Lomé s’impose une fois de plus comme la capitale de l’intégration africaine. Le lundi 15 juin dernier, la capitale togolaise a donné le coup d’envoi de la première Convention et Exposition africaines du transport aérien. Présidée par le Président du conseil de la République Togolaise, Faure Essozimna Gnassingbé, en sa qualité de Champion du Marché unique du transport aérien africain (MUTAA), cette rencontre de haut niveau réunit, jusqu’au 19 juin prochain, un parterre de dirigeants exceptionnels, dont le Président rwandais Paul Kagamé, l’ancien Président nigérian Olusegun Obasanjo, ainsi que les patrons de l’IATA, de l’OACI et d’ACI Afrique.
L’initiative vise à transformer le ciel africain en un espace de liberté, de croissance et de connectivité. Pour y parvenir, le Président togolais a partagé quatre convictions stratégiques dont nous livrons la quintessence.

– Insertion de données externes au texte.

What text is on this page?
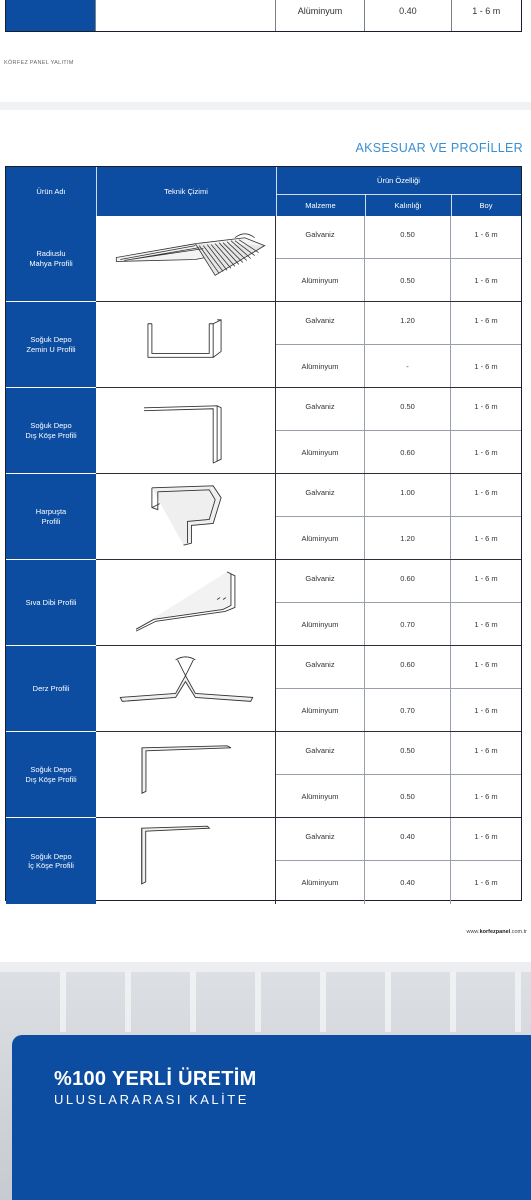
Alüminyum	0.40	1 - 6 m
KÖRFEZ PANEL YALITIM
AKSESUAR VE PROFİLLER
Ürün Adı	Teknik Çizimi
Ürün Özelliği
Malzeme	Kalınlığı	Boy
Radiuslu
Mahya Profili
Galvaniz	0.50	1 - 6 m
Alüminyum	0.50	1 - 6 m
Soğuk Depo
Zemin U Profili
Galvaniz	1.20	1 - 6 m
Alüminyum	-	1 - 6 m
Soğuk Depo
Dış Köşe Profili
Galvaniz	0.50	1 - 6 m
Alüminyum	0.60	1 - 6 m
Harpuşta
Profili
Galvaniz	1.00	1 - 6 m
Alüminyum	1.20	1 - 6 m
Sıva Dibi Profili
Galvaniz	0.60	1 - 6 m
Alüminyum	0.70	1 - 6 m
Derz Profili
Galvaniz	0.60	1 - 6 m
Alüminyum	0.70	1 - 6 m
Soğuk Depo
Dış Köşe Profili
Galvaniz	0.50	1 - 6 m
Alüminyum	0.50	1 - 6 m
Soğuk Depo
İç Köşe Profili
Galvaniz	0.40	1 - 6 m
Alüminyum	0.40	1 - 6 m
www.korfezpanel.com.tr
%100 YERLİ ÜRETİM
ULUSLARARASI KALİTE
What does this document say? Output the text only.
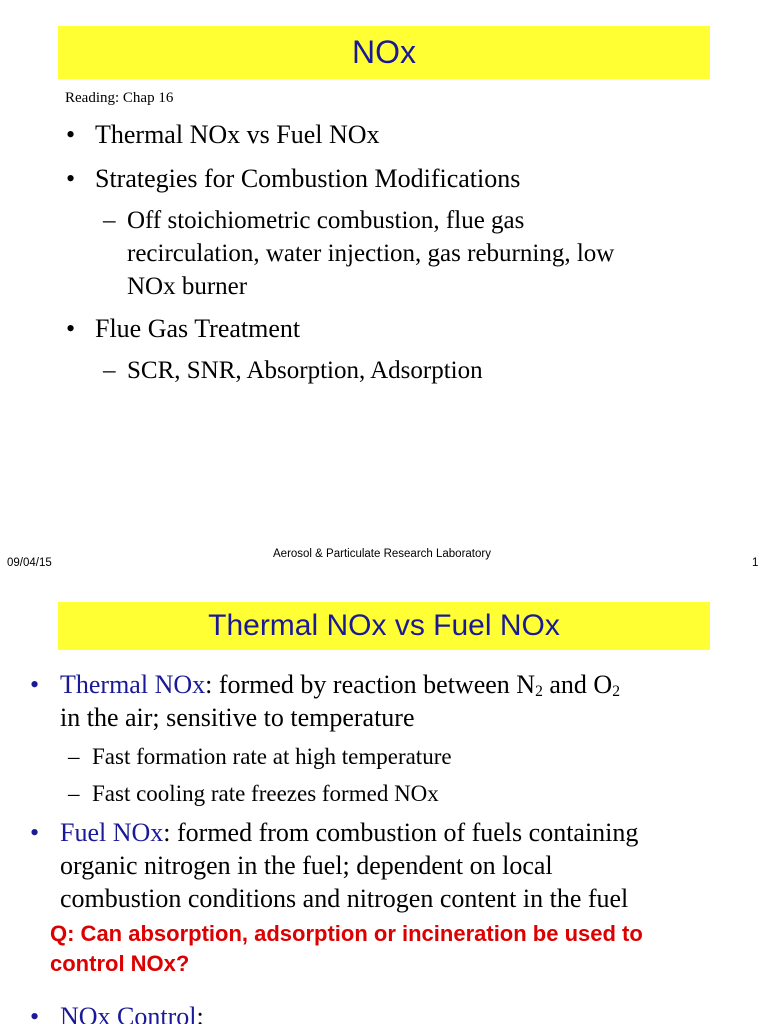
NOx
Reading: Chap 16
• Thermal NOx vs Fuel NOx
• Strategies for Combustion Modifications
– Off stoichiometric combustion, flue gas
recirculation, water injection, gas reburning, low
NOx burner
• Flue Gas Treatment
– SCR, SNR, Absorption, Adsorption
09/04/15
Aerosol & Particulate Research Laboratory
1
Thermal NOx vs Fuel NOx
• Thermal NOx: formed by reaction between $N_2$ and $O_2$
in the air; sensitive to temperature
– Fast formation rate at high temperature
– Fast cooling rate freezes formed NOx
• Fuel NOx: formed from combustion of fuels containing
organic nitrogen in the fuel; dependent on local
combustion conditions and nitrogen content in the fuel
Q: Can absorption, adsorption or incineration be used to
control NOx?
• NOx Control:
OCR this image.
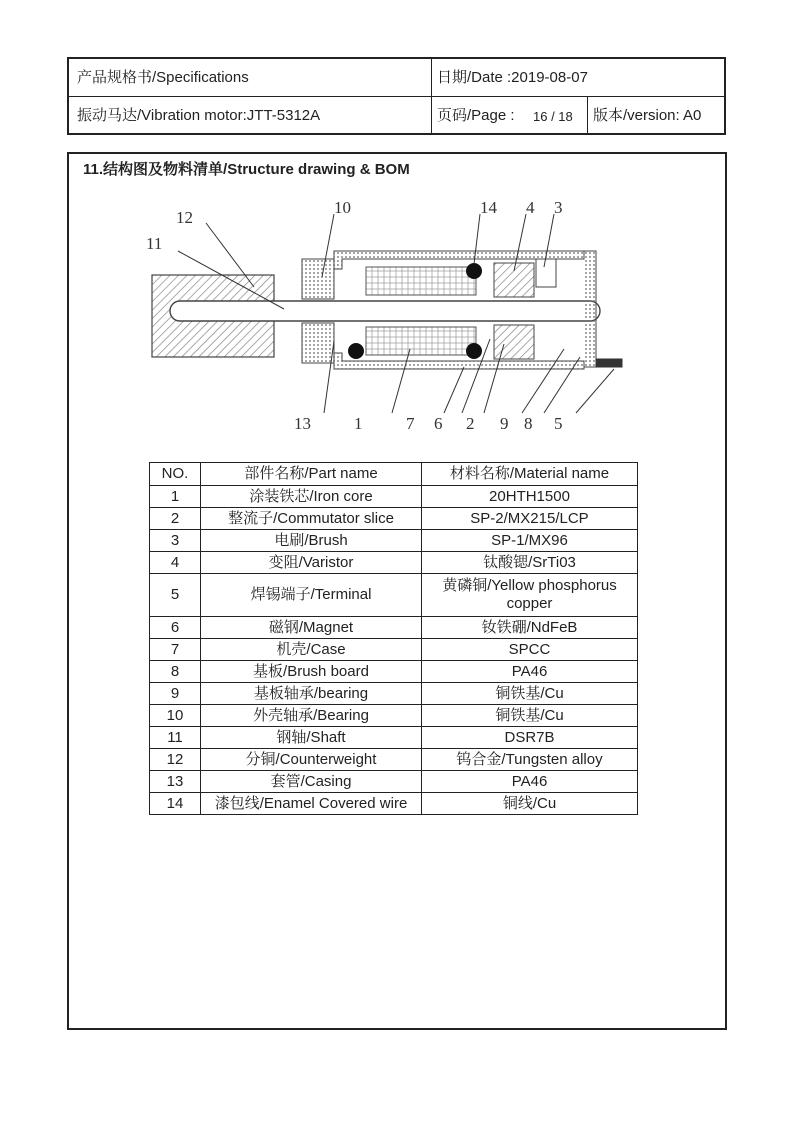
产品规格书/Specifications	日期/Date :2019-08-07
振动马达/Vibration motor:JTT-5312A	页码/Page : 16 / 18 版本/version: A0
11.结构图及物料清单/Structure drawing & BOM
10	14 4 3
12
11
13	1	7 6 2 9 8 5
NO.	部件名称/Part name	材料名称/Material name
1	涂装铁芯/Iron core	20HTH1500
2	整流子/Commutator slice	SP-2/MX215/LCP
3	电刷/Brush	SP-1/MX96
4	变阻/Varistor	钛酸锶/SrTi03
5	焊锡端子/Terminal	黄磷铜/Yellow phosphorus copper
6	磁钢/Magnet	钕铁硼/NdFeB
7	机壳/Case	SPCC
8	基板/Brush board	PA46
9	基板轴承/bearing	铜铁基/Cu
10	外壳轴承/Bearing	铜铁基/Cu
11	钢轴/Shaft	DSR7B
12	分铜/Counterweight	钨合金/Tungsten alloy
13	套管/Casing	PA46
14	漆包线/Enamel Covered wire	铜线/Cu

Passer de l’engagement politique à la réalité opérationnelle
Pour le leader togolais, le temps des simples discours est révolu. Le MUTAA doit entrer dans une phase concrète et palpable pour les citoyens et les entreprises.

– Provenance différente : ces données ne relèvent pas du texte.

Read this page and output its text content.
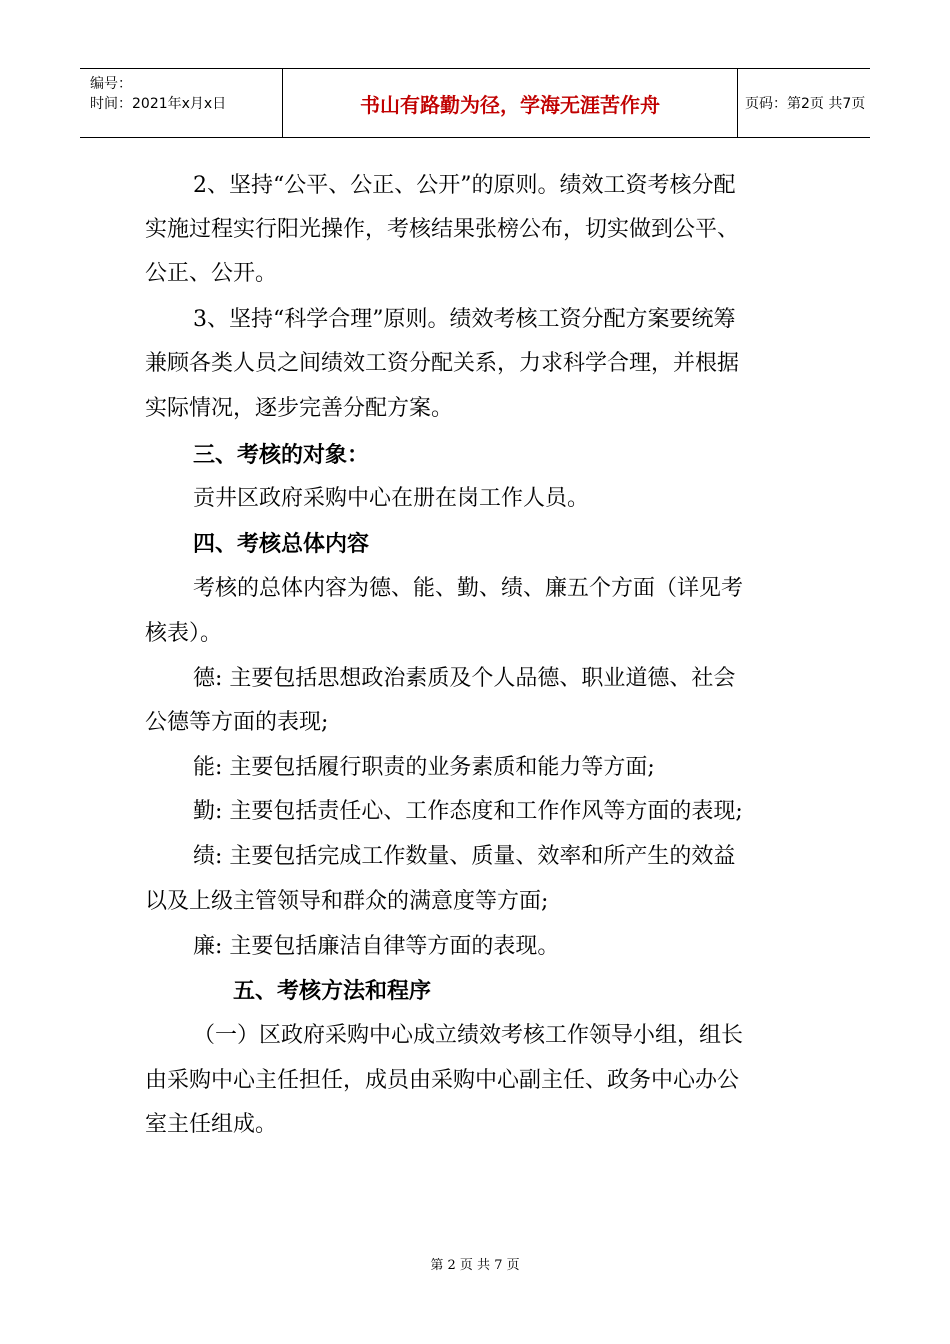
编号：
时间：2021年x月x日	书山有路勤为径，学海无涯苦作舟	页码：第2页 共7页
2、坚持“公平、公正、公开”的原则。绩效工资考核分配
实施过程实行阳光操作，考核结果张榜公布，切实做到公平、
公正、公开。
3、坚持“科学合理”原则。绩效考核工资分配方案要统筹
兼顾各类人员之间绩效工资分配关系，力求科学合理，并根据
实际情况，逐步完善分配方案。
三、考核的对象：
贡井区政府采购中心在册在岗工作人员。
四、考核总体内容
考核的总体内容为德、能、勤、绩、廉五个方面（详见考
核表）。
德: 主要包括思想政治素质及个人品德、职业道德、社会
公德等方面的表现;
能: 主要包括履行职责的业务素质和能力等方面;
勤: 主要包括责任心、工作态度和工作作风等方面的表现;
绩: 主要包括完成工作数量、质量、效率和所产生的效益
以及上级主管领导和群众的满意度等方面;
廉: 主要包括廉洁自律等方面的表现。
五、考核方法和程序
（一）区政府采购中心成立绩效考核工作领导小组，组长
由采购中心主任担任，成员由采购中心副主任、政务中心办公
室主任组成。
第 2 页 共 7 页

« Le Marché unique du transport aérien africain doit entrer dans une phase plus concrète. Il faut aligner les accords de services aériens, faciliter l’ouverture effective des routes, mieux utiliser les droits de trafic et développer des corridors prioritaires. », a expliqué Faure Gnassingbé.

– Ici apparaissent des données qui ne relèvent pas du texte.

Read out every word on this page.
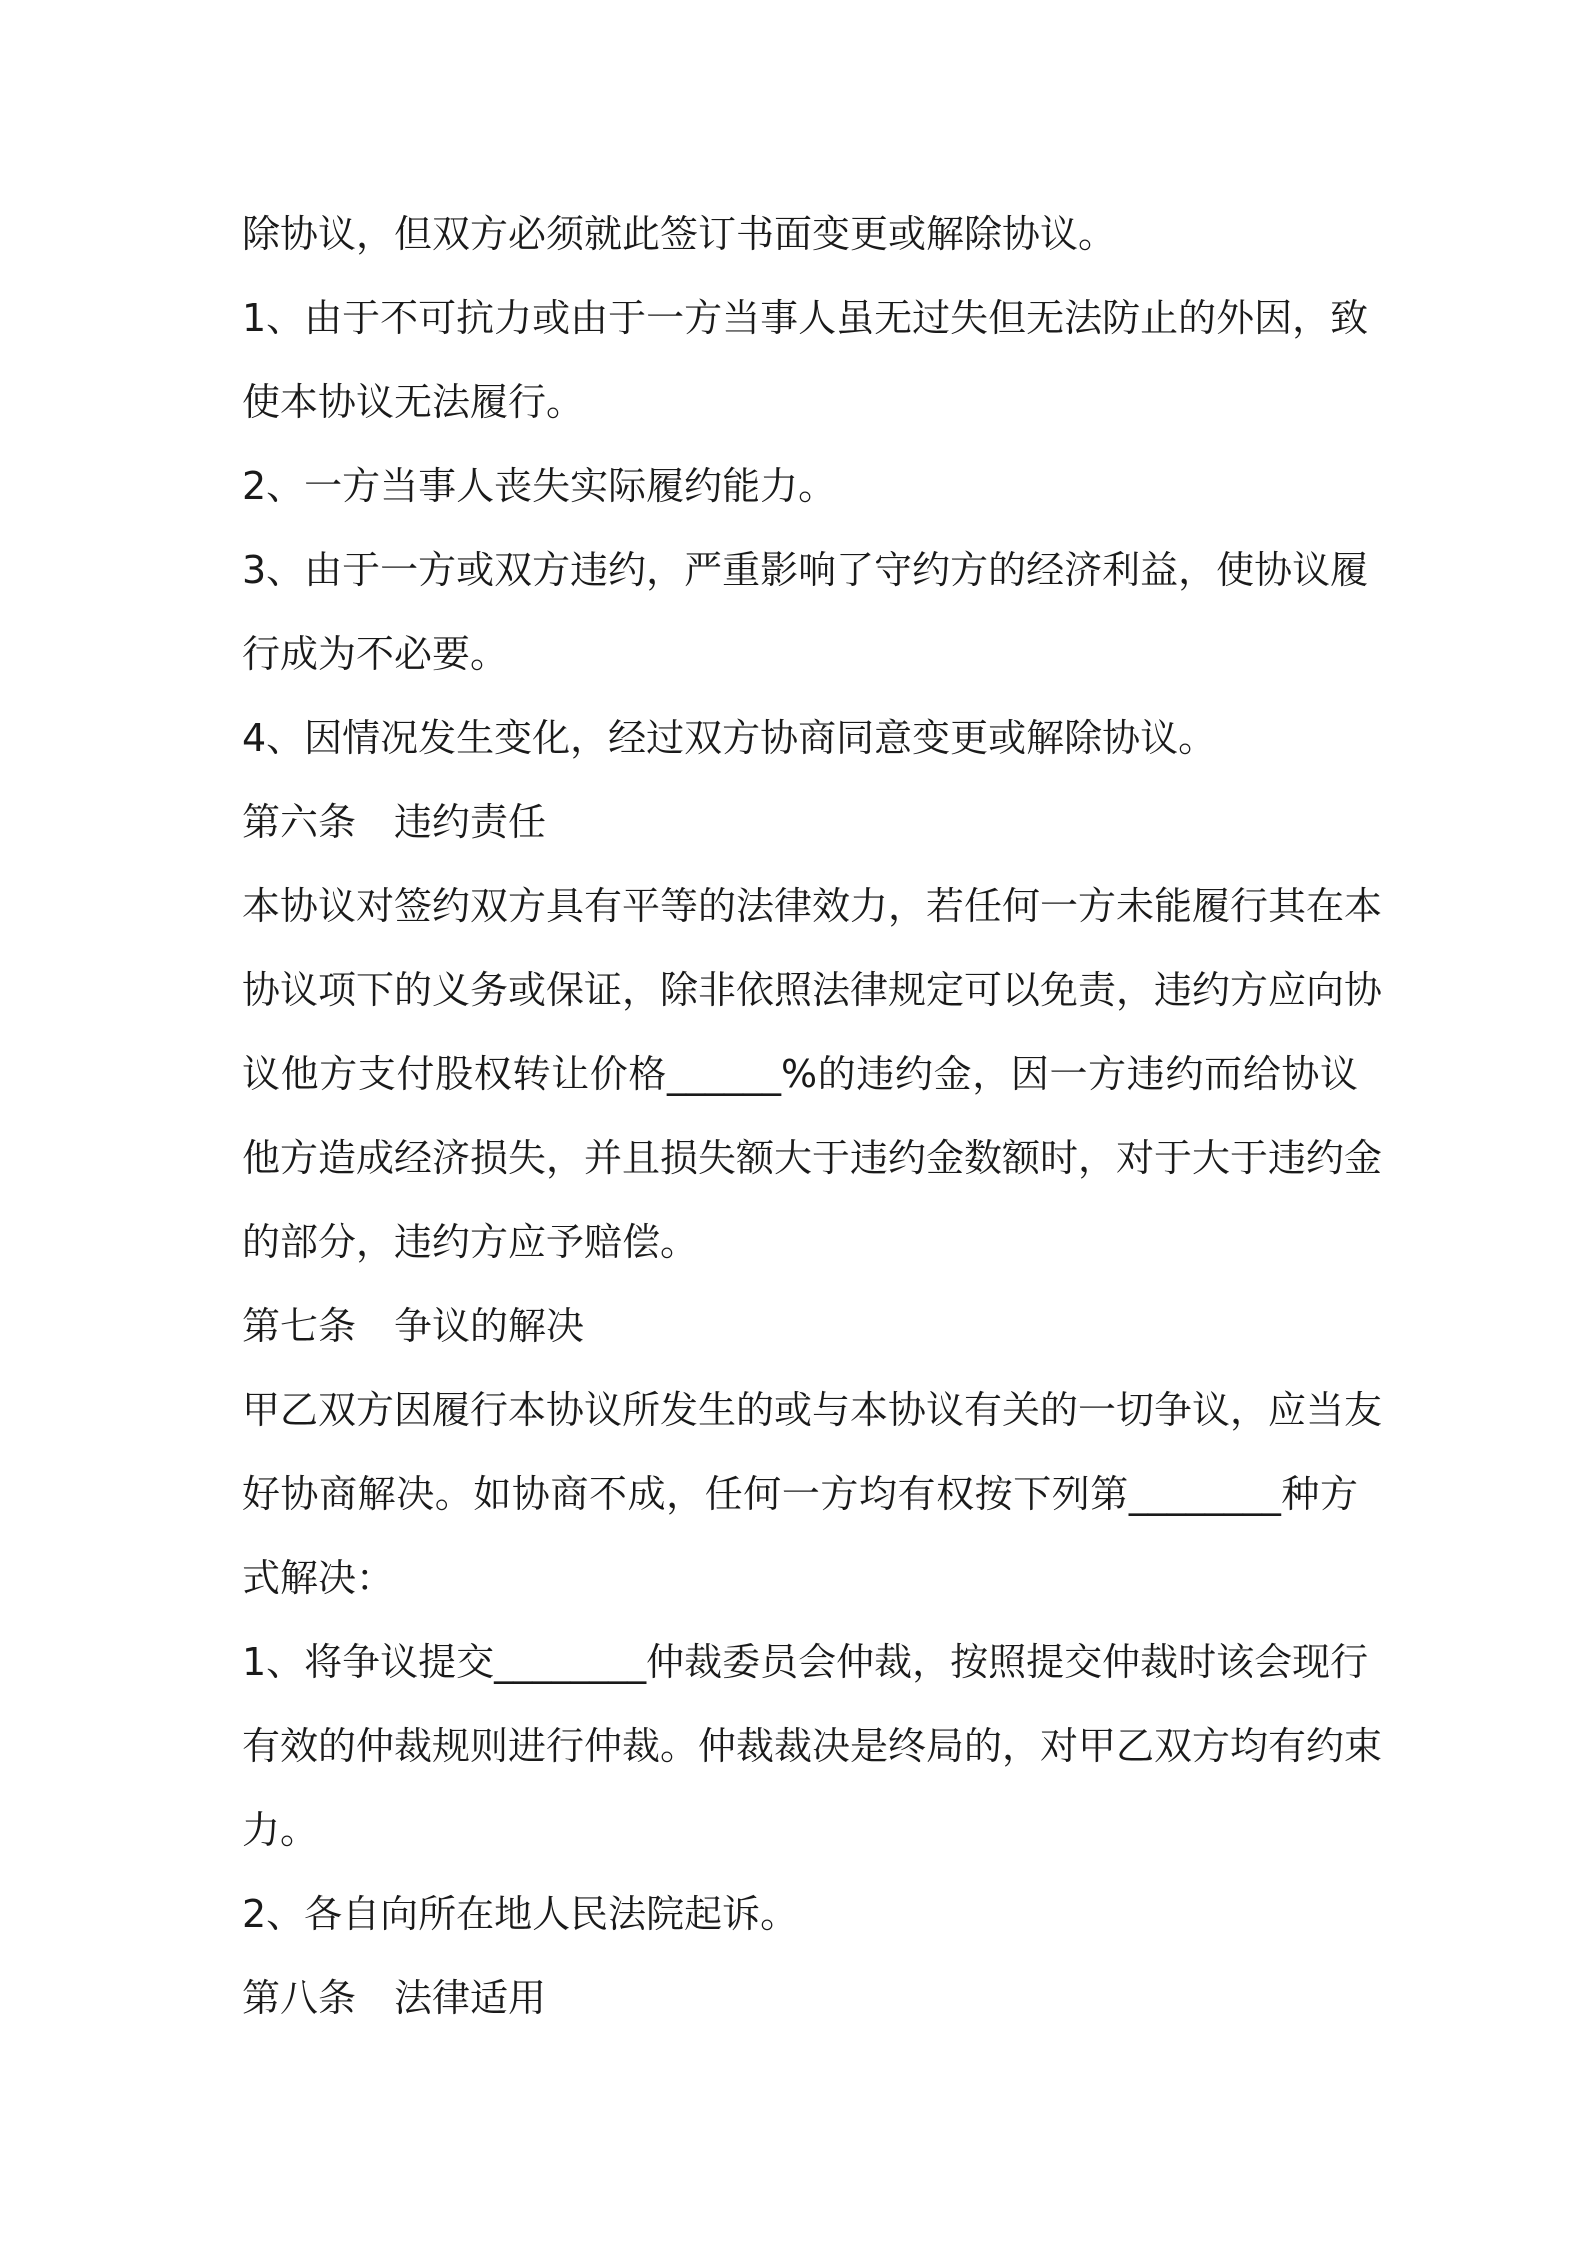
除协议，但双方必须就此签订书面变更或解除协议。
1、由于不可抗力或由于一方当事人虽无过失但无法防止的外因，致
使本协议无法履行。
2、一方当事人丧失实际履约能力。
3、由于一方或双方违约，严重影响了守约方的经济利益，使协议履
行成为不必要。
4、因情况发生变化，经过双方协商同意变更或解除协议。
第六条　违约责任
本协议对签约双方具有平等的法律效力，若任何一方未能履行其在本
协议项下的义务或保证，除非依照法律规定可以免责，违约方应向协
议他方支付股权转让价格______%的违约金，因一方违约而给协议
他方造成经济损失，并且损失额大于违约金数额时，对于大于违约金
的部分，违约方应予赔偿。
第七条　争议的解决
甲乙双方因履行本协议所发生的或与本协议有关的一切争议，应当友
好协商解决。如协商不成，任何一方均有权按下列第________种方
式解决：
1、将争议提交________仲裁委员会仲裁，按照提交仲裁时该会现行
有效的仲裁规则进行仲裁。仲裁裁决是终局的，对甲乙双方均有约束
力。
2、各自向所在地人民法院起诉。
第八条　法律适用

L’harmonisation des politiques aériennes entre les États et le renforcement de la coopération opérationnelle sont désormais les priorités absolues pour fluidifier les échanges intercontinentaux.
Rendre le transport aérien plus accessible et compétitif
Le constat est partagé par tous : voyager en Afrique coûte encore trop cher et les lourdeurs administratives freinent la mobilité des entrepreneurs, des étudiants et des touristes.
Pour bâtir un écosystème robuste, le Champion du MUTAA prône une action sur plusieurs leviers, à savoir : la modernisation des infrastructures aéroportuaires, la transparence accrue dans les taxes et frais appliqués aux billets d’avion, la digitalisation des systèmes et simplification des procédures de voyage, et le renforcement des compétences techniques et de la maintenance locale.
Faire de l’aviation un moteur de la transformation économique
L’aviation ne doit plus être perçue uniquement sous le prisme du transport de passagers. Elle est une infrastructure économique majeure, particulièrement à l’ère de la Zone de libre-échange continentale africaine (ZLECAf).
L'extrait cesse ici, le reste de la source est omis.